Date: 2009-03-09 01:22 am (UTC)
Hi! [livejournal.com profile] diceytillerman sent me here, because she knows I just finished reading this book.

I do see completely what you mean, and I had uncomfortable moments reading the book as well. However, I do have a dissenting opinion to offer, because the end turned everything around for me. I guess the big difference between my interpretation and yours and that I didn't see Irial as her rapist. To clarify, I *did* see that he raped her psychologically and emotionally, "drugging" her, so that when they did have sex, that was physical rape, too. But what I mean is, he had a different significance for me in the book. To me, he represented the numbness of addiction / denial that Leslie sought because she couldn't bear to feel the pain of having been raped by Ren's friends. He was less a character to me and more the metaphor for Leslie's need to escape; her wish to die; her choice of darkness and despair, rather than life, survival, recovery. Therefore, at the end, when she still cared for him, it didn't bother me the way I think it bothered you, because to me, her caring was less caring for a horrible person, and more a new understanding of her pain and how she'd dealt with it. Her caring was caring for her own feelings and behavior -- for emotions she had that she couldn't have helped having, and for behavior that had hurt her but that she could forgive herself for now. I don't know if I'm making any sense at all here. For me, Irial had so much metaphorical power (as a natural self-destructive step in her reaction to being raped by Ren's friends) that I was less bothered by his less metaphorical significance.
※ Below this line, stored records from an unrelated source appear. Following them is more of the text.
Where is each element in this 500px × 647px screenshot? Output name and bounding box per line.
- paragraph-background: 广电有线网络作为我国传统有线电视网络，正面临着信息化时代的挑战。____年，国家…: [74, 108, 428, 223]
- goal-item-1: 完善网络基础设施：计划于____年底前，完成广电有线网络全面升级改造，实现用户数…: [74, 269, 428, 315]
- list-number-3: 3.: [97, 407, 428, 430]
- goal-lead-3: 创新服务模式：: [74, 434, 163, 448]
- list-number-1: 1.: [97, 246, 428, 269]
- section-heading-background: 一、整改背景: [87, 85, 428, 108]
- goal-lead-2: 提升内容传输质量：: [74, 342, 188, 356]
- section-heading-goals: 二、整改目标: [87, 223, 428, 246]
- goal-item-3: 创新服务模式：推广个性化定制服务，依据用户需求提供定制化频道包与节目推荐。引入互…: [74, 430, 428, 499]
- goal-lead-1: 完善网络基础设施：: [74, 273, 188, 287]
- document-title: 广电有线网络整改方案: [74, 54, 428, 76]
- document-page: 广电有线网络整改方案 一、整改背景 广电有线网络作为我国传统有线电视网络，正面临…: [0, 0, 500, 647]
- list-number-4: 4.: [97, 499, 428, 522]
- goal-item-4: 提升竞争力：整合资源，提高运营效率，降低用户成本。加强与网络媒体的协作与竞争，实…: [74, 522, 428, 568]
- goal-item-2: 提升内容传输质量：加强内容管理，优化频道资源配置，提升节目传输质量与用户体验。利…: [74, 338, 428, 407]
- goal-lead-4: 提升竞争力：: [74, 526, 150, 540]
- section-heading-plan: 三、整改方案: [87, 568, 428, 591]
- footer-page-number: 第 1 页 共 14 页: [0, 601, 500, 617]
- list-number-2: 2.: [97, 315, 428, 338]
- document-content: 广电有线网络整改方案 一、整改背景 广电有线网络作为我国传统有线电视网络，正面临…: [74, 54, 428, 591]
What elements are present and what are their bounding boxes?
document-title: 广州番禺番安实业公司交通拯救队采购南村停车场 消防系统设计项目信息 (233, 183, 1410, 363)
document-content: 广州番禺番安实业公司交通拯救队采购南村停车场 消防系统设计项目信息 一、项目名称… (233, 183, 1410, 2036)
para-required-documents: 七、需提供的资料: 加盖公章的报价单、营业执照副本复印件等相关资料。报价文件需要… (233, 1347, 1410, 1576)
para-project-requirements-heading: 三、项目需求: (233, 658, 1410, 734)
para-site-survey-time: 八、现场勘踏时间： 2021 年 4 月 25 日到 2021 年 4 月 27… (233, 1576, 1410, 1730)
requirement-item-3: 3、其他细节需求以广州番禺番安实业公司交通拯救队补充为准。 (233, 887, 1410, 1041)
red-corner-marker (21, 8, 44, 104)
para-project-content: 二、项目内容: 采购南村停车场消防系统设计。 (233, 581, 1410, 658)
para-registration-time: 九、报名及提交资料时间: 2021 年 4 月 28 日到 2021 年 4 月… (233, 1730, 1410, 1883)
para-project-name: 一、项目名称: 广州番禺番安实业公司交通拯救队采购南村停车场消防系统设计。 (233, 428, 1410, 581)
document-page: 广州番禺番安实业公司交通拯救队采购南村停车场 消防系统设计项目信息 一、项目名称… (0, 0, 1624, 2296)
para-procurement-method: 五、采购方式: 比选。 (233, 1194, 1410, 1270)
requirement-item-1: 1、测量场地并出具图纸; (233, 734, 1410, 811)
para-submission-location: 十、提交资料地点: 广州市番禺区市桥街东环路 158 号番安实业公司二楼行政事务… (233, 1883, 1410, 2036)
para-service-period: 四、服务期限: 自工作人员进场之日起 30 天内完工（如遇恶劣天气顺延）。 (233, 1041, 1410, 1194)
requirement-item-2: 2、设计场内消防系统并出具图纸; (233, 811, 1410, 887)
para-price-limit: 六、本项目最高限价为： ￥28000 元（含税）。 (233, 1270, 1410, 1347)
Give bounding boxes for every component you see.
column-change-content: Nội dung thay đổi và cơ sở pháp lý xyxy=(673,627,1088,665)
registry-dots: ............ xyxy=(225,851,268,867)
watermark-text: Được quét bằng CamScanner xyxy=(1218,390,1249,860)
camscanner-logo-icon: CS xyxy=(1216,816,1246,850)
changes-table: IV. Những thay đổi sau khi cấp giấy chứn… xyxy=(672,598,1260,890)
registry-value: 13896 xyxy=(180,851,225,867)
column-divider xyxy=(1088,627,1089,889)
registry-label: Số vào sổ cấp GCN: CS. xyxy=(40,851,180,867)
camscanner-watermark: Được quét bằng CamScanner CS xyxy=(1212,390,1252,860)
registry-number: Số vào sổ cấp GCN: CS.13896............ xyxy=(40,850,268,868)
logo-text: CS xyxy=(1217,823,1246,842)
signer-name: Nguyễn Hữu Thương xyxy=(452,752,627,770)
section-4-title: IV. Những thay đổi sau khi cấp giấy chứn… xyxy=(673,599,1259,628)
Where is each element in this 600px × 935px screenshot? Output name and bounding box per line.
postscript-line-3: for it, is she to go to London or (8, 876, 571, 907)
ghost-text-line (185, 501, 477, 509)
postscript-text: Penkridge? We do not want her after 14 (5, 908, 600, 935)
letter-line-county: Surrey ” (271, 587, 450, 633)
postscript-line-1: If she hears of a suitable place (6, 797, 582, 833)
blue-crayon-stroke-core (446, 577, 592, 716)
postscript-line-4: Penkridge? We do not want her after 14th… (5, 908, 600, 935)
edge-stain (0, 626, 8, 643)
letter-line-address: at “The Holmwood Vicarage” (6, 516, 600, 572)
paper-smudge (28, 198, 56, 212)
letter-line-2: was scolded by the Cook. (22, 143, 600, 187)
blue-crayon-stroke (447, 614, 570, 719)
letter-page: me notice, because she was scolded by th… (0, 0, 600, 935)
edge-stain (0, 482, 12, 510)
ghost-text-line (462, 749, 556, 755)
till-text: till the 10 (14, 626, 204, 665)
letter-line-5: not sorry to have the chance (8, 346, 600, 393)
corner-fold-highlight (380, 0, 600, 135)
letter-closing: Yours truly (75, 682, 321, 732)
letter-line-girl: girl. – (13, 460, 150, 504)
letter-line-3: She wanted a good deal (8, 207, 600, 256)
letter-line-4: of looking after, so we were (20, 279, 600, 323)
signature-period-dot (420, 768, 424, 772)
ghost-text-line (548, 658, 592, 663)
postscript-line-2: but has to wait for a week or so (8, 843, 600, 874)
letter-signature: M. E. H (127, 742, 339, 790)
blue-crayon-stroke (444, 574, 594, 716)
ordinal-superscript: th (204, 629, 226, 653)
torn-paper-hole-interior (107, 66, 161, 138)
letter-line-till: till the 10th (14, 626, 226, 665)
And perhaps more impressed by her ability to reject feelinglessness, and choose life, even though it also meant facing her pain.

I was also icked out by the enforced strip-show with Niall and Irial, but it was powerful to me that Leslie more or less said "Go away, goodbye, I want a life without you" to both of them. "I want to build my own life, and there's no place for you in that life." At a certain point, I began to feel that all the awful, icky manipulation and so on was realistic to our world, and that's why it was in the book. It was horrible, but it was true. Leslie really was a lost soul in a horrible world.

Again, I appreciate your interpretation, and it's one of the things that fascinates me about the book -- it's complicated and tricky and can be looked at from a lot of angles. I hope I've made sense here. I came away from the book loving it and eager to talk about it -- eager for the people I trust to read it and tell me what they thought.